36. If something strange is happening to your PC, check its memory
I think you got pretty tired looking at numerous error patterns. So this time, let's take a break from looking at code.
A typical situation - your program is not working properly. But you have no idea what's going on. In such situations I recommend not rushing to blame someone, but focus on your code. In 99.99% of cases, the root of the evil is a bug that was brought by someone from your development team. Very often this bug is really stupid and banal. So go ahead and spend some time looking for it!
The fact that the bug occurs from time to time means nothing. You may just have a Heisenbug
Blaming the compiler would be an even worse idea. It may do something wrong, of course, but very rarely. It will be very awkward if you find out that it was an incorrect use of sizeof(), for example. I have a post about that in my blog: The compiler is to blame for everything
But to set the record straight, I should say that there are exceptions. Very seldom the bug has nothing to do with the code. But we should be aware that such a possibility exists. This will help us to stay sane.
I'll demonstrate this using an example of a case that once happened with me. Fortunately, I have the necessary screenshots.
I was making a simple test project that was intended to demonstrate the abilities of the Viva64 analyzer (the predecessor of PVS-Studio), and this project was refusing to work correctly.

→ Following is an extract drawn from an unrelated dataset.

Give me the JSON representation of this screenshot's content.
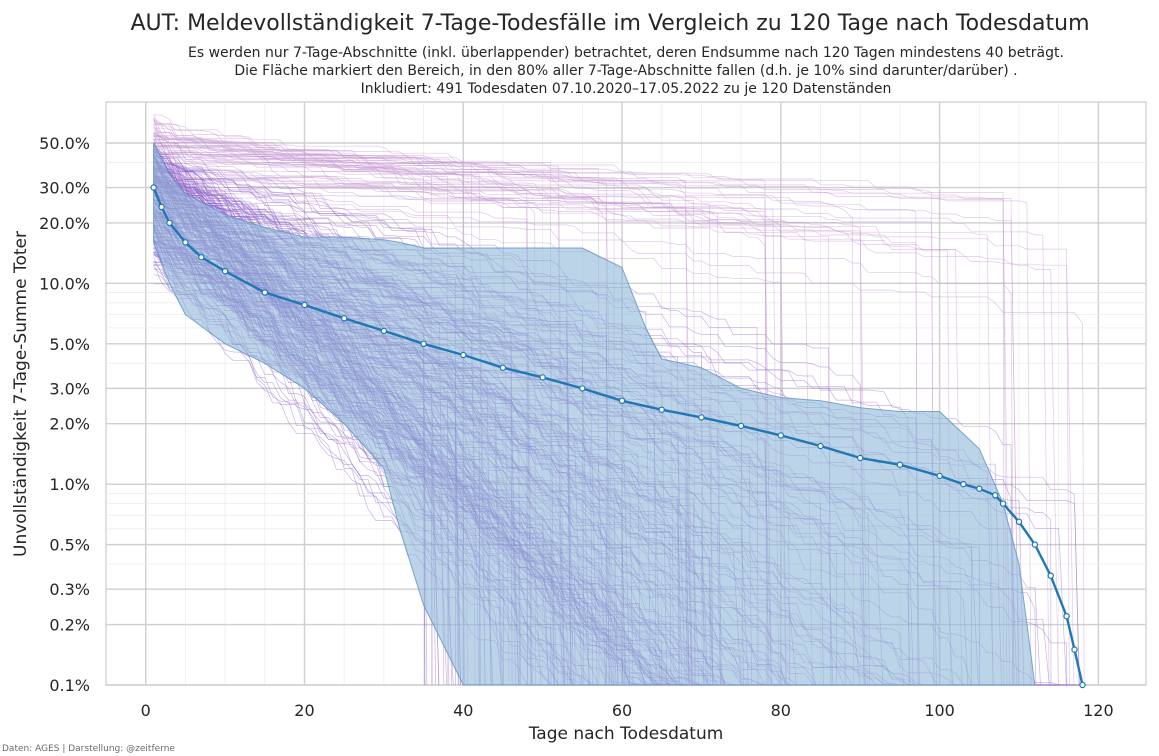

After long and tiresome investigations, I saw that one memory slot is causing all this trouble. One bit, to be exact. You can see on the picture that I am in debug mode, writing the value "3" in this memory cell.
After the memory is changed, the debugger reads the values to display in the window, and shows number 2: See, there is 0x02. Although I've set the "3" value. The low-order bit is always zero.
A memory test program confirmed the problem. It's strange that the computer was working normally without any problems. Replacement of the memory bank finally let my program work correctly.
I was very lucky. I had to deal with a simple test program. And still I spent a lot of time trying to understand what was happening. I was reviewing the assembler listing for more than two hours, trying to find the cause of the strange behavior. Yes, I was blaming the compiler for it.
I can't imagine how much more effort it would take, if it were a real program. Thank God I didn't have to debug anything else at that moment.
Always look for the error in your code. Do not try to shift responsibility.
However, if the bug reoccurs only on your computer for more than a week, it may be a sign that it's not because of your code.
Keep looking for the bug. But before going home, run an overnight RAM test. Perhaps, this simple step will save your nerves.